没想到自己又会在这家酒店餐厅再被他们碰见,这两人还对她打起了什么坏主意。
他们还真是狗改不了吃屎。
见水清不仅连个眼神都欠奉给他,甚至还一副神游天外的样子,孟秋泽就气不打一处来。
这熟悉的挫败感……他气闷地默默深吸了口气。
“嘘,小心又因为妄议长官吃排头。”另一人提醒刚刚说话的那个,“这两天,我们被派出来做这些又苦又没油水的排查,你还不清楚原因么?”
“我能不清楚吗?这不是才想着,咱要是给那位找到这女人,把人哄吓一番调教好了,给送到他床上,他遂了心愿,我们也少受点折腾。”那人叹了口气,又愤愤道,“他自己对别人的女人又抱又搂的,还不许旁人说嘴,假清高,假正经,我呸!”
“嘿嘿,你不也瞧见了?那女的正牌丈夫见他抱着人下来,都没多说什么,咱还有什么好说的呀,嘿嘿嘿……”另一人发出意味不明的笑声。
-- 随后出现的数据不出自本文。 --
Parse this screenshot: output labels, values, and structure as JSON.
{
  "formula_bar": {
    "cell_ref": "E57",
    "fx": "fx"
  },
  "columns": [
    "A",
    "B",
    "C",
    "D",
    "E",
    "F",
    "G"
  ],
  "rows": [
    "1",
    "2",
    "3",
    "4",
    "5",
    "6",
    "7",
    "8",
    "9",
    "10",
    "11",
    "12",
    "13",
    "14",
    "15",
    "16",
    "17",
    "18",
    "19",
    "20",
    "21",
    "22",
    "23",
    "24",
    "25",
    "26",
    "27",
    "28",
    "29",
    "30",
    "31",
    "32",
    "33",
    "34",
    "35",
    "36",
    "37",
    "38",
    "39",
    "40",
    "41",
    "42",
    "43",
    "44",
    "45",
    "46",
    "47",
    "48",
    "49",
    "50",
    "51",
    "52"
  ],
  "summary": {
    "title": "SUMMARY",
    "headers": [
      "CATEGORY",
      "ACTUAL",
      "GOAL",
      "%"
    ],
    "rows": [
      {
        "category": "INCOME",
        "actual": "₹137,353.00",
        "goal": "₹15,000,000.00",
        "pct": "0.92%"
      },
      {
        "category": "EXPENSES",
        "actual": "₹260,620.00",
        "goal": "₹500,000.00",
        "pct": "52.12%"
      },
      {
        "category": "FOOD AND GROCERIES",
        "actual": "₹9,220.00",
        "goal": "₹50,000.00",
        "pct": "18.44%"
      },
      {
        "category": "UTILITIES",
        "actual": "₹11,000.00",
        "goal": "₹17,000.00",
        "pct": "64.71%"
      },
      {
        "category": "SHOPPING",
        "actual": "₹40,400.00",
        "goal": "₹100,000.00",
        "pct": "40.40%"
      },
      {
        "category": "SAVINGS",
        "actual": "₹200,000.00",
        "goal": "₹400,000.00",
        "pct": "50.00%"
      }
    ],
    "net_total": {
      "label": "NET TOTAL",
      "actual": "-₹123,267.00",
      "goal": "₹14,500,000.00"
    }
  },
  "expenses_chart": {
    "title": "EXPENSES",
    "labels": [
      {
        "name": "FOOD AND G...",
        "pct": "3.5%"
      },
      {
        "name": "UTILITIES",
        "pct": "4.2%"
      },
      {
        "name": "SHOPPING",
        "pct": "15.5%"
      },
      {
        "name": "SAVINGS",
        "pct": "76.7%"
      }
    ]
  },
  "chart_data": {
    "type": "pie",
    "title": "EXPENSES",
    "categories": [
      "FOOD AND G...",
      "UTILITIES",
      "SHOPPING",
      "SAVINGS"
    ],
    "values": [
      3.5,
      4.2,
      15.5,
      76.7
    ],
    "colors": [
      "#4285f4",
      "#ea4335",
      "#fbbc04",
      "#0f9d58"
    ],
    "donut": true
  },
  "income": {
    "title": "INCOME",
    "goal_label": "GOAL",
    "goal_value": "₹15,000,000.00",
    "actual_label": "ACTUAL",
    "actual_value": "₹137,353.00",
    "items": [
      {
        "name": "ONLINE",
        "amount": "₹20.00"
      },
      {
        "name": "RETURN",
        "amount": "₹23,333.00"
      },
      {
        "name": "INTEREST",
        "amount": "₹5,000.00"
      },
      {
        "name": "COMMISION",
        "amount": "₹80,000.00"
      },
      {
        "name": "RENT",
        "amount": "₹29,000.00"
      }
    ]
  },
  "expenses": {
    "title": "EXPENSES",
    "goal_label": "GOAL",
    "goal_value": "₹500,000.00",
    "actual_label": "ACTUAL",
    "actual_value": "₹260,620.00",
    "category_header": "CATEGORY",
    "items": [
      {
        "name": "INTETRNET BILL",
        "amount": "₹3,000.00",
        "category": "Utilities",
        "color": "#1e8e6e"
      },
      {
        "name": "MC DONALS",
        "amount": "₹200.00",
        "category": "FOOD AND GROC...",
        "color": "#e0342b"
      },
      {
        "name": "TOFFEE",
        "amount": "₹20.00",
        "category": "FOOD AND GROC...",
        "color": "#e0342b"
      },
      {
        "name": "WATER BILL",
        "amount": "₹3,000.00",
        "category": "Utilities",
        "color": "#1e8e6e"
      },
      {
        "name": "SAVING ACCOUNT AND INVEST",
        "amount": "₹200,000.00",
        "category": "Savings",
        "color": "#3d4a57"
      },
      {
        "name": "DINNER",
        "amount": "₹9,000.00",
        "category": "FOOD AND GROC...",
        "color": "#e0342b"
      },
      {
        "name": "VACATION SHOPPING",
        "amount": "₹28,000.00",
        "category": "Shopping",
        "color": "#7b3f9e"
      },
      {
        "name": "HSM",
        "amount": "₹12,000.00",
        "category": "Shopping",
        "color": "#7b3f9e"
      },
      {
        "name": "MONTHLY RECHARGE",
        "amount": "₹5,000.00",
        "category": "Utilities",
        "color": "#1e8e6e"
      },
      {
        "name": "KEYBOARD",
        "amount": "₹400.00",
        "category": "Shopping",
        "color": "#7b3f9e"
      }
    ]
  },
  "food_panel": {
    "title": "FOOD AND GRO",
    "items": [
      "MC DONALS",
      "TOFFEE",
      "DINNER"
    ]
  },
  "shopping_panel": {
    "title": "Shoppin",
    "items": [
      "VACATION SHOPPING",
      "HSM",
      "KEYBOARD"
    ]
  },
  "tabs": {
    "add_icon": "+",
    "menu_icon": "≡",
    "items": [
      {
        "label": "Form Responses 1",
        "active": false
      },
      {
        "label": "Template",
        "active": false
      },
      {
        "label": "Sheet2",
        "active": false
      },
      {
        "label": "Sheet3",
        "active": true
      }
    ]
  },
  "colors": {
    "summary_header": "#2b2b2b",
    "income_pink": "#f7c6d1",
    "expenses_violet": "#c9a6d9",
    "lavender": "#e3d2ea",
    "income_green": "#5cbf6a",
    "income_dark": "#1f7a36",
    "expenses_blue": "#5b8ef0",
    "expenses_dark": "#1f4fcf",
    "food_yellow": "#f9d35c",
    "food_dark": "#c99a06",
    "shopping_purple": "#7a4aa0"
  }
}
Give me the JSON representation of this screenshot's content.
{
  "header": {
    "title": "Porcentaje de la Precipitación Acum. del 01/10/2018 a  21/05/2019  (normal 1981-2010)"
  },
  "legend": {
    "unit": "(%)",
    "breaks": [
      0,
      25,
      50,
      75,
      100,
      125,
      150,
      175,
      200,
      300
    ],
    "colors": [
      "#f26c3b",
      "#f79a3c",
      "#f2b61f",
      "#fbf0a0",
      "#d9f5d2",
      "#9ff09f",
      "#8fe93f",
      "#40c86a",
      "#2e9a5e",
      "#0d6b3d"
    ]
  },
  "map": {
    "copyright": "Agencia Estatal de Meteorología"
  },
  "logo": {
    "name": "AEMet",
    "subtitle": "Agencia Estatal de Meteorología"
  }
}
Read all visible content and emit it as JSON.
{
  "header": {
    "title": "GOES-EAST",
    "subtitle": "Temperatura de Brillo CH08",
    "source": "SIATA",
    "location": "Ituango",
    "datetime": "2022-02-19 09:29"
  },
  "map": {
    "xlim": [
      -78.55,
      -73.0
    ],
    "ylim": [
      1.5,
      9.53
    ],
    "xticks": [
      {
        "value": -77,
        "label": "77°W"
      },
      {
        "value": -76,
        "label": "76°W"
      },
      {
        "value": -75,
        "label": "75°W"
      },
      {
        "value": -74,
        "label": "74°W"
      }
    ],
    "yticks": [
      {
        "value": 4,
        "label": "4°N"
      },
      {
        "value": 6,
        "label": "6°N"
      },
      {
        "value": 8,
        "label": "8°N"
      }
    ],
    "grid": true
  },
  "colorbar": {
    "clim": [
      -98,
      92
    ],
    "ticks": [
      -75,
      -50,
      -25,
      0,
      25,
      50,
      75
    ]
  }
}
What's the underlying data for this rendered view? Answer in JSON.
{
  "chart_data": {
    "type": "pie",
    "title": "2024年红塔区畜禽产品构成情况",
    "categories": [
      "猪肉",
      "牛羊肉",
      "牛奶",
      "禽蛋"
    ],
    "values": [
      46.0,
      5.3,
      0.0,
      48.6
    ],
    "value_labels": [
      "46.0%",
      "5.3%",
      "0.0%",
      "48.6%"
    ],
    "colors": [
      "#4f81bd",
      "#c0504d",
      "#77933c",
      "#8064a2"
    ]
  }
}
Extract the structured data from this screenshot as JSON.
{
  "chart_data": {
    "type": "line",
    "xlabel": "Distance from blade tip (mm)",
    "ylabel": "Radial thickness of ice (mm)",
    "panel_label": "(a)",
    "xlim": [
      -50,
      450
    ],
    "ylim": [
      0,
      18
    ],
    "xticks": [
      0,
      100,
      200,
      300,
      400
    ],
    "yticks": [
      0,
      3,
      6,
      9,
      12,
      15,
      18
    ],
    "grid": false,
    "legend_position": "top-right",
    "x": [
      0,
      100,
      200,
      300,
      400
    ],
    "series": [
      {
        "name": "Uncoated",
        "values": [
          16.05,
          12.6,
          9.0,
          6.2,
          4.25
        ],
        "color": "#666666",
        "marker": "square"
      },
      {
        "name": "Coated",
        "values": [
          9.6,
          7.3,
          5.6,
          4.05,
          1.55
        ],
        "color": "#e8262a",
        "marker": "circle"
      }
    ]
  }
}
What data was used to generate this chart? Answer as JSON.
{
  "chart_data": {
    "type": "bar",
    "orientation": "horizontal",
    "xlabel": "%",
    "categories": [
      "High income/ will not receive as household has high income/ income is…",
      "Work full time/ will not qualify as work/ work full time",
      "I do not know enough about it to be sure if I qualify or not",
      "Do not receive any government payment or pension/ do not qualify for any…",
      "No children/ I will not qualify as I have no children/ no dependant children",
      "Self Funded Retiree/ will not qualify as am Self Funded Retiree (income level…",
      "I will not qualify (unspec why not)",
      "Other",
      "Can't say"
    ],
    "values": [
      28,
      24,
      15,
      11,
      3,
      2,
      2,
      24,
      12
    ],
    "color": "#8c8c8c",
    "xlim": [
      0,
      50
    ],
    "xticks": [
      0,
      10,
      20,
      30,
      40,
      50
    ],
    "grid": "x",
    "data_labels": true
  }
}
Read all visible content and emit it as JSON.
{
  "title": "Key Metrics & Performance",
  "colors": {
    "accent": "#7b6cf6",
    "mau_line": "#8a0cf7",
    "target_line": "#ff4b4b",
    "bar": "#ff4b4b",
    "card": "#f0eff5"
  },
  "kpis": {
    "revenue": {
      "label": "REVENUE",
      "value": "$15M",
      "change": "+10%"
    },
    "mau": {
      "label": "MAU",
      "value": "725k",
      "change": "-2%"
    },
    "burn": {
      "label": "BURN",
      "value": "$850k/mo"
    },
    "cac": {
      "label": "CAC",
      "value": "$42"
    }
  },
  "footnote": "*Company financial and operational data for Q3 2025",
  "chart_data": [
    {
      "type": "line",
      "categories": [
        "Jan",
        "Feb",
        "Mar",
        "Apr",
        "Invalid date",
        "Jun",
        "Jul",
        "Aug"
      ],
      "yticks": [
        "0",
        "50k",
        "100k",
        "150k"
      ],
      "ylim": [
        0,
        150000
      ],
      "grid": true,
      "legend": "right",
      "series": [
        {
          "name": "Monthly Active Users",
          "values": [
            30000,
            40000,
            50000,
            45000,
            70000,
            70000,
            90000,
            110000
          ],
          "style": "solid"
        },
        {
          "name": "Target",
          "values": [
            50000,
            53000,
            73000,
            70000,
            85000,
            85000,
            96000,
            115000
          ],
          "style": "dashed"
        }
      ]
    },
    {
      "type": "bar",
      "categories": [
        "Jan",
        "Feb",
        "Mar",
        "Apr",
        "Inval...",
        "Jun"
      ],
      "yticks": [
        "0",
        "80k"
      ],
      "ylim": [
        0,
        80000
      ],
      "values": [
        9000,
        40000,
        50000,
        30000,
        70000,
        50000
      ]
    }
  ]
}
沈南林那么注重他的名声,当时就将胡说八道的三人踹下楼去,结果眼下还是被人曲解误会,作风更是被私下传得不成样子了。
水清简直要为那个温润如玉的年轻男人摇头叹息一声。
看来,这男人的名节,也很容易被造谣啊……怪不得他会当场那么生气。
孟秋泽拧紧浓眉,越发听不懂门外两人口中所说。
但他能听明白重点——水清前日应该是遇见事了,还被他们口中的那位长官见色起意占了便宜,而她的前夫,也就是那姓方的,也在场,却没为她挺身而出。
一时间,自认为提炼出真相的孟秋泽简直怒不可遏!
混账!一群无耻至极的混账东西!
他按在门板上的五指不由攥成了拳,眼神复杂地低下头。
望着他双臂之间,背靠门板而立,也将外面的对话尽收入耳,却依旧平静得出奇的水清,他愤怒至极的心中泛起丝丝不忍,根本想不起来,自己刚刚还预备说什么与她抬杠的话了。
面对这张没有丝毫波澜的清丽面庞,他不想让她继续听下去,担心这些龌龊的话会勾起她不好的回忆,于是慢慢松开两拳,张开手掌轻轻捂住她的耳朵。
水清:“?”
就算说不过她,也没必要不让她听外面的动静吧?
她抬手想要拨开孟秋泽贴在她两边耳侧的手,他却丝毫不让,只是表情不复之前的肆意不羁,目光深深地凝视着她。
他冲她摇了摇头,表明他不会将手拿开。
孟秋泽的眼神真奇怪,水清心想,也不知道他又想干嘛。
“手拿开。”她干脆开口,直接说明自己的要求。
那一双桃花眼弯了弯,像是在对她笑,但又好像极力克制着什么可怕的情绪,眼神里带着某种水清觉得一定是自己看错了的安抚和温柔。
孟秋泽慢慢侧头靠近她的一边耳朵,隔着他拢住她耳廓的手指,很轻地说,“别听。”
那并拢屈起的指节间,似乎尚有一丝缝隙,将来自他的一缕温热气息吹拂进她的耳中。
有一点痒,有一点奇异。
水清抬眸扫了一眼他头顶虚空飘着的那只桃花苞。
也不知答应他这个要求,是不是也能稍微推进一下花朵的绽放?她思索着。
行吧,不听就不听。
她“嗯”了一声,没再坚持让他松手。
又过了一两分钟,孟秋泽才主动放开了捂住她双耳的手,低头看向她,“好了,他们走了。”